Peer Inside the Colorful World of the Meat Puppets' Cris Kirkwood at Carly's Bistro
One of Cris Kirkwood's watercolor paintings on display at Carly's Bistro.
If his vibrant paintings and colorful songwriting is any indication, the mind of Cris Kirkwood is a lively place indeed. Just ask the 51-year-old musician and artist himself, who tends to live in his head often.
That's not a slight against Kirkwood -- a founding member of highly influential local rock band Meat Puppets along with his brother Curt -- as he admits to doing some of his better work while living in his head, whether it was collaborating on songs or creating his bizarrely beautiful drawings and paintings.
"I really do just let the things fall on the paper as they will," Kirkwood says of the self-described ink on paper "doodlings" he's created during his lifetime. A number of these freaky-deaky drawings are adorned with watercolor for an added touch of weirdness, which you can experience for yourself via the dozen or so paintings hanging on the walls of Carly's Bistro during the month of March.
While primarily known as a bassist, Kirkwood has also spent a majority of his life drawing and doodling, especially during his childhood days. In fact, both he and his brother began exploring their artistic leanings while being raised in Paradise Valley back in the 1970's.
"I realized as a kid that I really liked to draw, but Curt was always the arty one, and was actually into different kinds of arts. And I did stuff with him as a kid," Kirkwood says. "Curt was into drawing and was into certain animators, especially Walt Disney ones, as a kid and some of that rubbed off a little bit. But I always had a penchant for doodling, which I applied to a few things. And since then, it's just become one of the things that I just have always done, like playing music."
The art of both Kirkwood's has appeared on the Meat Puppet's various fliers, album sleeves, inserts, and CDs throughout the lifespan of the band. While Curt's colorfully minimalist paintings (seen on the cover for such discs as Meat Puppets II, Huevos, and Monsters) are more in the vein of Mexican folk art, Cris' works are far more surreal and fantastical. Populated by what could best be described an odd bestiary of monsters and creatures, its the kind of imagery you'd find in only the weirdest dreams.
"The things I draw tend to do tend to be more like comic art almost. I'm like to drawn cartoony kinda crap," he says. "It's just the stuff I've always done. Its just one of those things that I find interesting, like music, where you can let go and just apply yourself to it. At a certain point, the pen just became so comfortable in my hand."
His characters appeared on the CD for the band's 1994 album Too High Too Die, and their record label Polygram even released a promotional coloring book to go along with the disc.
Kirkwood's freaky-deaky drawings take on an even odder appearance when transformed into watercolor paintings.
"I take my drawings and then I enlarge them and paint them. Draw 'em large and paint them with watercolors," he says. "And the colors tend to all tie it together where all the little guys are brightened up and look even weirder."
The weird nature of Kirkwood's art is only matched by his unusual life. After spending years performing at Valley venues in the 1980s, the Meat Puppets rose to nationwide after being signed to a major-label record deal and touring with the like of Nirvana. (They even performed alongside Kurt Cobain on the grunge legend's venerated MTV Unplugged session in 1993).
Cris' world eventually came crashing down around him in due to his heroin addiction (which he's since managed to kick) and other personal tragedies. Even during the dank sorrows of these dark periods, including a three-year prison term he endured after getting shot by a Phoenix security guard following an altercation in 2003, Cris continued drawing.

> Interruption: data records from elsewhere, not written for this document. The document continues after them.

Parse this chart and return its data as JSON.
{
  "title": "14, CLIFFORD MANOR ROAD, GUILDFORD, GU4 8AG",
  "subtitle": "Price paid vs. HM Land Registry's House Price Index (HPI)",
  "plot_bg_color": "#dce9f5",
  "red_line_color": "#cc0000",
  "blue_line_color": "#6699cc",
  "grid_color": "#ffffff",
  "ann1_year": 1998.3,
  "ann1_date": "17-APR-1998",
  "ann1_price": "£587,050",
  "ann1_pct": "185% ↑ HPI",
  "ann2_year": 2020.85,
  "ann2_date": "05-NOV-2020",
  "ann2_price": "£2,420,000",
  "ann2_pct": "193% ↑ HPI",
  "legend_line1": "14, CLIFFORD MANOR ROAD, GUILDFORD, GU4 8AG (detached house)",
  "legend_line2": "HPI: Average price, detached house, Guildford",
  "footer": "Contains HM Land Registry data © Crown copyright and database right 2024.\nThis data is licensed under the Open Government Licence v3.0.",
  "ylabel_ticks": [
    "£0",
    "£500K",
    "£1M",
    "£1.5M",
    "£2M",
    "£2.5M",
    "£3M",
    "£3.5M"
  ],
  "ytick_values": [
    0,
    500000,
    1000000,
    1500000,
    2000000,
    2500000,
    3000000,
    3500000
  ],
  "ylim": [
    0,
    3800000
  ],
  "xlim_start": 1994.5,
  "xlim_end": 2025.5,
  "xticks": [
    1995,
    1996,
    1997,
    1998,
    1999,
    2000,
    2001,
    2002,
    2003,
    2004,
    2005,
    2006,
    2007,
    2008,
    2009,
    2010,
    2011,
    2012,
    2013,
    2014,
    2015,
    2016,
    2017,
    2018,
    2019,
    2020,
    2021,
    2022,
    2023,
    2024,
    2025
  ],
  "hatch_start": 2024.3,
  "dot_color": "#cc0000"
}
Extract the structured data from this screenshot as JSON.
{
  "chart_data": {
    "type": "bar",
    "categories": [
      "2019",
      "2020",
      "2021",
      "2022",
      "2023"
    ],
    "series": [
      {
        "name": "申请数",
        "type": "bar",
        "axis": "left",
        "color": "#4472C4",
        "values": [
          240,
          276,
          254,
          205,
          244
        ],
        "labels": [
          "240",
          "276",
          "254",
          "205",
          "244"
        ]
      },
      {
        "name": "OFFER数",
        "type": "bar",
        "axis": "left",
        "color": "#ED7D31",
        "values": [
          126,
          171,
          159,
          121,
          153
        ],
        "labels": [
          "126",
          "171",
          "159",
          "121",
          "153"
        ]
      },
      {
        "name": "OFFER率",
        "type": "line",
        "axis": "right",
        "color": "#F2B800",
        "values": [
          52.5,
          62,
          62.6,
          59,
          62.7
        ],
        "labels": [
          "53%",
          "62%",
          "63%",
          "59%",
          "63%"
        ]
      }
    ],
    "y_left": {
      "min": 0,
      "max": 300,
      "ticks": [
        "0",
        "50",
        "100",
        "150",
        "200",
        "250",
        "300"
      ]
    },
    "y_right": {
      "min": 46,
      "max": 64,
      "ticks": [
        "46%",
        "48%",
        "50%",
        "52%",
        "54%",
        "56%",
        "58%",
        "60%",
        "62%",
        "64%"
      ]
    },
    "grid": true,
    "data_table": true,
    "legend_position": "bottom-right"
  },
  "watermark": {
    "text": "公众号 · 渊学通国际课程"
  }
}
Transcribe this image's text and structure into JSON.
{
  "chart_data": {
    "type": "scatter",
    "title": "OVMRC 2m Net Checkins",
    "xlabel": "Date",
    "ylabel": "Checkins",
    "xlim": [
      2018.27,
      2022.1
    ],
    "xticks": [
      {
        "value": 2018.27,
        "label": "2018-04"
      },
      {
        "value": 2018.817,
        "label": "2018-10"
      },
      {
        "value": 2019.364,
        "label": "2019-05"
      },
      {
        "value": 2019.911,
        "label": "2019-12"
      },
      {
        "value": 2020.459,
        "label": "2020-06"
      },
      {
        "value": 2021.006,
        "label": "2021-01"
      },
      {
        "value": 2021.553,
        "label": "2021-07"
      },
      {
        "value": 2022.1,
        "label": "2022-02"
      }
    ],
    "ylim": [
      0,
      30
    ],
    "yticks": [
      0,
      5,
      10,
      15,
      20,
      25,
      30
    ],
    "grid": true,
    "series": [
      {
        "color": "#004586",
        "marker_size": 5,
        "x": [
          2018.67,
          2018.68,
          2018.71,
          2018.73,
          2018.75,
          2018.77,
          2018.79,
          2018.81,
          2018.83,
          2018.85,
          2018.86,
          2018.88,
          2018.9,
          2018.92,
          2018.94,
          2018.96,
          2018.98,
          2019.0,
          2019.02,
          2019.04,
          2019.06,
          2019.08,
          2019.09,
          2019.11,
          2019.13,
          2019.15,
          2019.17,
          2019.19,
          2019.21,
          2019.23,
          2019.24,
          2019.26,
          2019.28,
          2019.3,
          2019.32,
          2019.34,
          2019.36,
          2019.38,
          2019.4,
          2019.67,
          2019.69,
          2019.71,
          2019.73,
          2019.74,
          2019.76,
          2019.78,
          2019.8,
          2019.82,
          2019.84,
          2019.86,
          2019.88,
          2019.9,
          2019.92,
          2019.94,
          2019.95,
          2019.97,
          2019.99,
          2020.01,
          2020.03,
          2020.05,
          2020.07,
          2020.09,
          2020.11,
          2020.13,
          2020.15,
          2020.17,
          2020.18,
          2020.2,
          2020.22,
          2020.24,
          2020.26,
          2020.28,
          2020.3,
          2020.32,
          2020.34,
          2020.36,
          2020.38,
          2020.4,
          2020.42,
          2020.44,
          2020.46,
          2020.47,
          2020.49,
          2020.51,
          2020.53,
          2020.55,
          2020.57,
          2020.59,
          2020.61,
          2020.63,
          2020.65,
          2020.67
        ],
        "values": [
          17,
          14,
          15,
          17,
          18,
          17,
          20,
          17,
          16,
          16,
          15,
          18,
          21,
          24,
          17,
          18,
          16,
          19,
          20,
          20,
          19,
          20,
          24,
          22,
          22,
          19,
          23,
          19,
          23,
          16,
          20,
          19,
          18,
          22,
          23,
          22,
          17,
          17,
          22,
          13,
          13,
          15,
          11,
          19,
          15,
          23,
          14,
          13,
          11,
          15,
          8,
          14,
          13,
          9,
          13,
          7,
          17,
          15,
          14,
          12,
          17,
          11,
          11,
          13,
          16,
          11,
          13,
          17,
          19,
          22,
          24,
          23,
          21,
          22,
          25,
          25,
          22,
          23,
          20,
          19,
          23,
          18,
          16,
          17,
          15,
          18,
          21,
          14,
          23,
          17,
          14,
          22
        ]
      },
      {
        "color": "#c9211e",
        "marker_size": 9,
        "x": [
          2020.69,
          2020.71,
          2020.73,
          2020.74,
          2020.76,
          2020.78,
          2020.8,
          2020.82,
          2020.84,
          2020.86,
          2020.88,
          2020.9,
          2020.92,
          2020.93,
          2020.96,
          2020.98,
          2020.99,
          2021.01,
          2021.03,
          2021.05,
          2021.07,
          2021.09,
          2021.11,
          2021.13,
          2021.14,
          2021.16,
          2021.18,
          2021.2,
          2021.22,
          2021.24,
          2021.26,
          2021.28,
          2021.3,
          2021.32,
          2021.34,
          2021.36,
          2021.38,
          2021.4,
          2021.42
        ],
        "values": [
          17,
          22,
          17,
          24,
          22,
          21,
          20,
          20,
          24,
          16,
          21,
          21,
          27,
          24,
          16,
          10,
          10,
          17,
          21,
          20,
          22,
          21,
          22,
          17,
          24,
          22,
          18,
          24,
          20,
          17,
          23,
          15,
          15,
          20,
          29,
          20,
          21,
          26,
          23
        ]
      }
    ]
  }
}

"Yeah, I did some stuff back then that was intense, some of my most intense work," Kirkwood says. "They've always been my little drawings, which is really me just expunging things. It always seems to come from an interesting part of the mind."
Kirkwood also suffered from epilepsy during his 30s, which he said actually benefited his art.
"Here's a freaky thing: I started having seizures and they were never really diagnosed and they went away after about eight years once the dope kicked in. But that really articulated the drawings. It was weird, all of a sudden I was really able to just draw things and just push my imagination and just come up with shit," he says. "I looked into it and there's some things I've found that spoke of how epileptics have certain behaviors highlighted or enforced by their epilepsy."
Kirkwood is in a far better place these days and has shown his work at local establishments.
"This is time I've really had a show like this, having all my art up for one whole session. I've had a few things shown here and there and I've sold some stuff," he says. "This is kinda all coming out of that, the last few years I discovered the way these things print up. Shit's kinda organically, suddenly taking on a life of its own."
An artist reception for Cris Kirkwood's art show will take place at 8 p.m. tonight at Carly's Bistro. A special acoustic set a by the artist, Ruth Wilson, and Elmo Kirkwood take place at the event. Admission is free.